Table1. Infectious causes of fever of unknown origin.
laboratory Diagnosis
Specimen Collection
Prior to specimen collection, a complete clinical history (including details of travel, immunization, exposure to any other patients) and physical examination should be carried out that may be helpful in choosing the appropriate specimen such as blood, urine, bone marrow aspirate, pus from abscesses, etc.
Microscopy
Blood microscopy: Useful for detection of malaria parasites (ring forms and gametocytes), filarial nematodes (microfilariae), Leishmania donovani (LD bodies or amastigote forms), Toxoplasma (tachyzoites) and trypanosomes (trypomastigote forms)
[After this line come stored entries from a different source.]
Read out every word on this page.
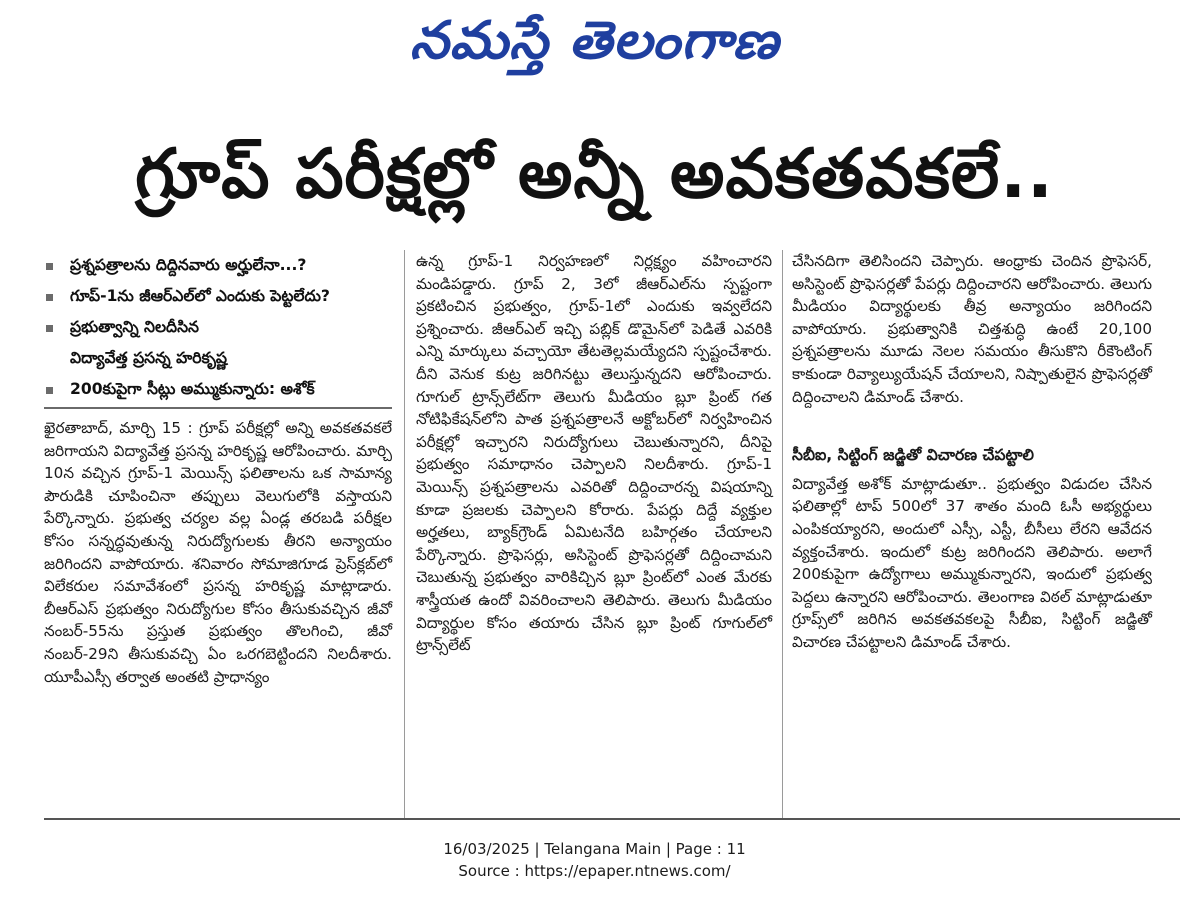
నమస్తే తెలంగాణ
గ్రూప్ పరీక్షల్లో అన్నీ అవకతవకలే..
ప్రశ్నపత్రాలను దిద్దినవారు అర్హులేనా...?
గూప్-1ను జీఆర్ఎల్‌లో ఎందుకు పెట్టలేదు?
ప్రభుత్వాన్ని నిలదీసిన
విద్యావేత్త ప్రసన్న హరికృష్ణ
200కుపైగా సీట్లు అమ్ముకున్నారు: అశోక్

ఖైరతాబాద్, మార్చి 15 : గ్రూప్ పరీక్షల్లో అన్ని అవకతవకలే జరిగాయని విద్యావేత్త ప్రసన్న హరికృష్ణ ఆరోపించారు. మార్చి 10న వచ్చిన గ్రూప్-1 మెయిన్స్ ఫలితాలను ఒక సామాన్య పౌరుడికి చూపించినా తప్పులు వెలుగులోకి వస్తాయని పేర్కొన్నారు. ప్రభుత్వ చర్యల వల్ల ఏండ్ల తరబడి పరీక్షల కోసం సన్నద్ధవుతున్న నిరుద్యోగులకు తీరని అన్యాయం జరిగిందని వాపోయారు. శనివారం సోమాజిగూడ ప్రెస్‌క్లబ్‌లో విలేకరుల సమావేశంలో ప్రసన్న హరికృష్ణ మాట్లాడారు. బీఆర్ఎస్ ప్రభుత్వం నిరుద్యోగుల కోసం తీసుకువచ్చిన జీవో నంబర్-55ను ప్రస్తుత ప్రభుత్వం తొలగించి, జీవో నంబర్-29ని తీసుకువచ్చి ఏం ఒరగబెట్టిందని నిలదీశారు. యూపీఎస్సీ తర్వాత అంతటి ప్రాధాన్యం

ఉన్న గ్రూప్-1 నిర్వహణలో నిర్లక్ష్యం వహించారని మండిపడ్డారు. గ్రూప్ 2, 3లో జీఆర్ఎల్‌ను స్పష్టంగా ప్రకటించిన ప్రభుత్వం, గ్రూప్-1లో ఎందుకు ఇవ్వలేదని ప్రశ్నించారు. జీఆర్ఎల్ ఇచ్చి పబ్లిక్ డొమైన్‌లో పెడితే ఎవరికి ఎన్ని మార్కులు వచ్చాయో తేటతెల్లమయ్యేదని స్పష్టంచేశారు. దీని వెనుక కుట్ర జరిగినట్టు తెలుస్తున్నదని ఆరోపించారు. గూగుల్ ట్రాన్స్‌లేట్‌గా తెలుగు మీడియం బ్లూ ప్రింట్ గత నోటిఫికేషన్‌లోని పాత ప్రశ్నపత్రాలనే అక్టోబర్‌లో నిర్వహించిన పరీక్షల్లో ఇచ్చారని నిరుద్యోగులు చెబుతున్నారని, దీనిపై ప్రభుత్వం సమాధానం చెప్పాలని నిలదీశారు. గ్రూప్-1 మెయిన్స్ ప్రశ్నపత్రాలను ఎవరితో దిద్దించారన్న విషయాన్ని కూడా ప్రజలకు చెప్పాలని కోరారు. పేపర్లు దిద్దే వ్యక్తుల అర్హతలు, బ్యాక్‌గ్రౌండ్ ఏమిటనేది బహిర్గతం చేయాలని పేర్కొన్నారు. ప్రొఫెసర్లు, అసిస్టెంట్ ప్రొఫెసర్లతో దిద్దించామని చెబుతున్న ప్రభుత్వం వారికిచ్చిన బ్లూ ప్రింట్‌లో ఎంత మేరకు శాస్త్రీయత ఉందో వివరించాలని తెలిపారు. తెలుగు మీడియం విద్యార్థుల కోసం తయారు చేసిన బ్లూ ప్రింట్ గూగుల్‌లో ట్రాన్స్‌లేట్

చేసినదిగా తెలిసిందని చెప్పారు. ఆంధ్రాకు చెందిన ప్రొఫెసర్, అసిస్టెంట్ ప్రొఫెసర్లతో పేపర్లు దిద్దించారని ఆరోపించారు. తెలుగు మీడియం విద్యార్థులకు తీవ్ర అన్యాయం జరిగిందని వాపోయారు. ప్రభుత్వానికి చిత్తశుద్ధి ఉంటే 20,100 ప్రశ్నపత్రాలను మూడు నెలల సమయం తీసుకొని రీకౌంటింగ్ కాకుండా రివ్యాల్యుయేషన్ చేయాలని, నిష్పాతులైన ప్రొఫెసర్లతో దిద్దించాలని డిమాండ్ చేశారు.

సీబీఐ, సిట్టింగ్ జడ్జితో విచారణ చేపట్టాలి

విద్యావేత్త అశోక్ మాట్లాడుతూ.. ప్రభుత్వం విడుదల చేసిన ఫలితాల్లో టాప్ 500లో 37 శాతం మంది ఓసీ అభ్యర్థులు ఎంపికయ్యారని, అందులో ఎస్సీ, ఎస్టీ, బీసీలు లేరని ఆవేదన వ్యక్తంచేశారు. ఇందులో కుట్ర జరిగిందని తెలిపారు. అలాగే 200కుపైగా ఉద్యోగాలు అమ్ముకున్నారని, ఇందులో ప్రభుత్వ పెద్దలు ఉన్నారని ఆరోపించారు. తెలంగాణ విఠల్ మాట్లాడుతూ గ్రూప్స్‌లో జరిగిన అవకతవకలపై సీబీఐ, సిట్టింగ్ జడ్జితో విచారణ చేపట్టాలని డిమాండ్ చేశారు.

16/03/2025 | Telangana Main | Page : 11
Source : https://epaper.ntnews.com/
- Stool wet mount: For the detection of cyst, trophozoite or ova of a parasitic agent causing FUO (e.g. Entamoeba histolytica)
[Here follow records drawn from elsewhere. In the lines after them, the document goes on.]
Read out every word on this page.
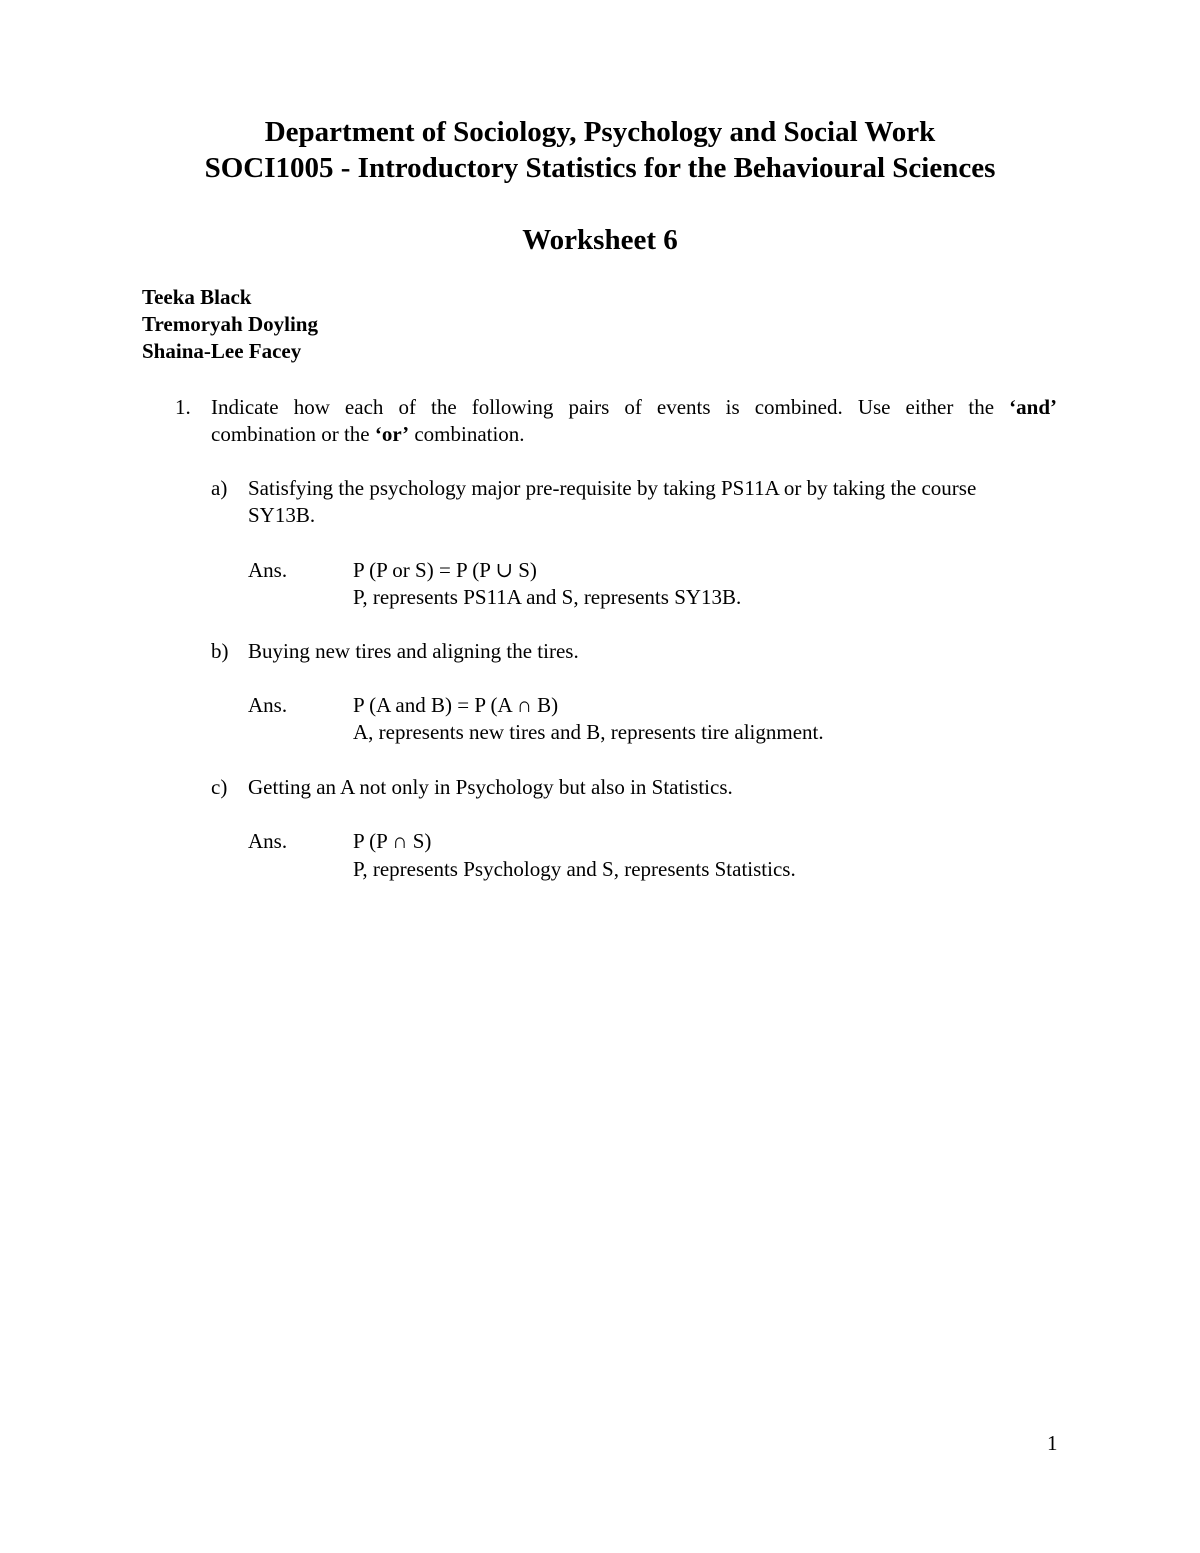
Department of Sociology, Psychology and Social Work
SOCI1005 - Introductory Statistics for the Behavioural Sciences
Worksheet 6
Teeka Black
Tremoryah Doyling
Shaina-Lee Facey
1. Indicate how each of the following pairs of events is combined. Use either the ‘and’
combination or the ‘or’ combination.
a) Satisfying the psychology major pre-requisite by taking PS11A or by taking the course
SY13B.
Ans.	P (P or S) = P (P ∪ S)
P, represents PS11A and S, represents SY13B.
b) Buying new tires and aligning the tires.
Ans.	P (A and B) = P (A ∩ B)
A, represents new tires and B, represents tire alignment.
c) Getting an A not only in Psychology but also in Statistics.
Ans.	P (P ∩ S)
P, represents Psychology and S, represents Statistics.
1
- Gram stain of pus, sputum and other specimens can be carried out for detection of the causative agent
- Ziehl-Neelsen stain for M. tuberculosis.
- Periodic acid-schiff (PAS) or Gomori methenamine silver (GMS) stain for the detection of fungal morphology.
Culture
- Blood culture is done for typhoid fever, brucellosis
- Culture on Lowenstein Jensen medium is done for M. tuberculosis
- Culture of pus and exudate specimen from the abscesses: for the detection of the causative agent
- Sabouraud dextrose agar (SDA) culture: For fungal isolation
- Cell line culture: Culture in appropriate cell lines is useful for the isolation of virus, e.g. human diploid cell line for cytomegalovirus (CMV).
Serological Tests
- ELISA and rapid tests for viral diseases such as hepatitis B and C, HIV, CMV, EBV infections, etc.
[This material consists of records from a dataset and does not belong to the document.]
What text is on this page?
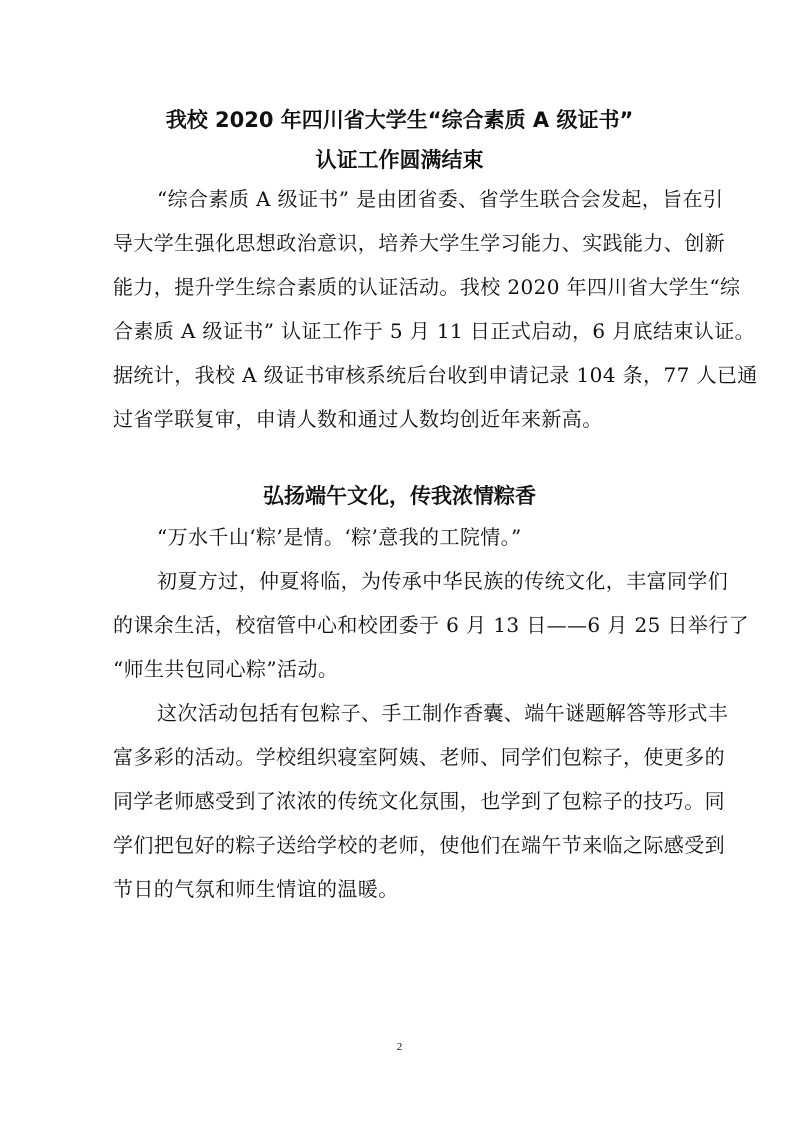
我校 2020 年四川省大学生“综合素质 A 级证书”
认证工作圆满结束
“综合素质 A 级证书” 是由团省委、省学生联合会发起，旨在引
导大学生强化思想政治意识，培养大学生学习能力、实践能力、创新
能力，提升学生综合素质的认证活动。我校 2020 年四川省大学生“综
合素质 A 级证书” 认证工作于 5 月 11 日正式启动，6 月底结束认证。
据统计，我校 A 级证书审核系统后台收到申请记录 104 条，77 人已通
过省学联复审，申请人数和通过人数均创近年来新高。
弘扬端午文化，传我浓情粽香
“万水千山‘粽’是情。‘粽’意我的工院情。”
初夏方过，仲夏将临，为传承中华民族的传统文化，丰富同学们
的课余生活，校宿管中心和校团委于 6 月 13 日——6 月 25 日举行了
“师生共包同心粽”活动。
这次活动包括有包粽子、手工制作香囊、端午谜题解答等形式丰
富多彩的活动。学校组织寝室阿姨、老师、同学们包粽子，使更多的
同学老师感受到了浓浓的传统文化氛围，也学到了包粽子的技巧。同
学们把包好的粽子送给学校的老师，使他们在端午节来临之际感受到
节日的气氛和师生情谊的温暖。
2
- Standard agglutination test: For brucellosis
- Microscopic agglutination test: For leptospirosis
- Cold agglutination test: For Mycoplasma
- Weil Felix test: For rickettsial diseases
- Paul-Bunnell test: For infectious mononucleosis
- Widal test: For typhoid fever
- Microimmunofluorescence test for chlamydial infections
- Rheumatoid arthritis (RA) factor: For rheumatoid arthritis
- Antinuclear antibody detection by immunofluorescence or ELISA for diagnosis of SLE.
Molecular Tests
If the infective organism load is very low, PCR can be very useful as it amplifies the specific gene. Multiplex PCR can be carried out which can simultaneously detect the common etiological agents of bloodstream infections.
Other Tests
- Complete blood count: Increased neutrophil count indicates pyogenic infections
- Raised ESR (erythrocyte sedimentation rate) Histopathological examinations of the biopsies obtained from tumors may suggest the underlying etiology
- Imaging methods: Chest X-ray (for diagnosis of tuberculosis) and CT or MRI scan to identify the malignant tumors and their extension
- ECG and echocardiography for rheumatic fever and infective endocarditis.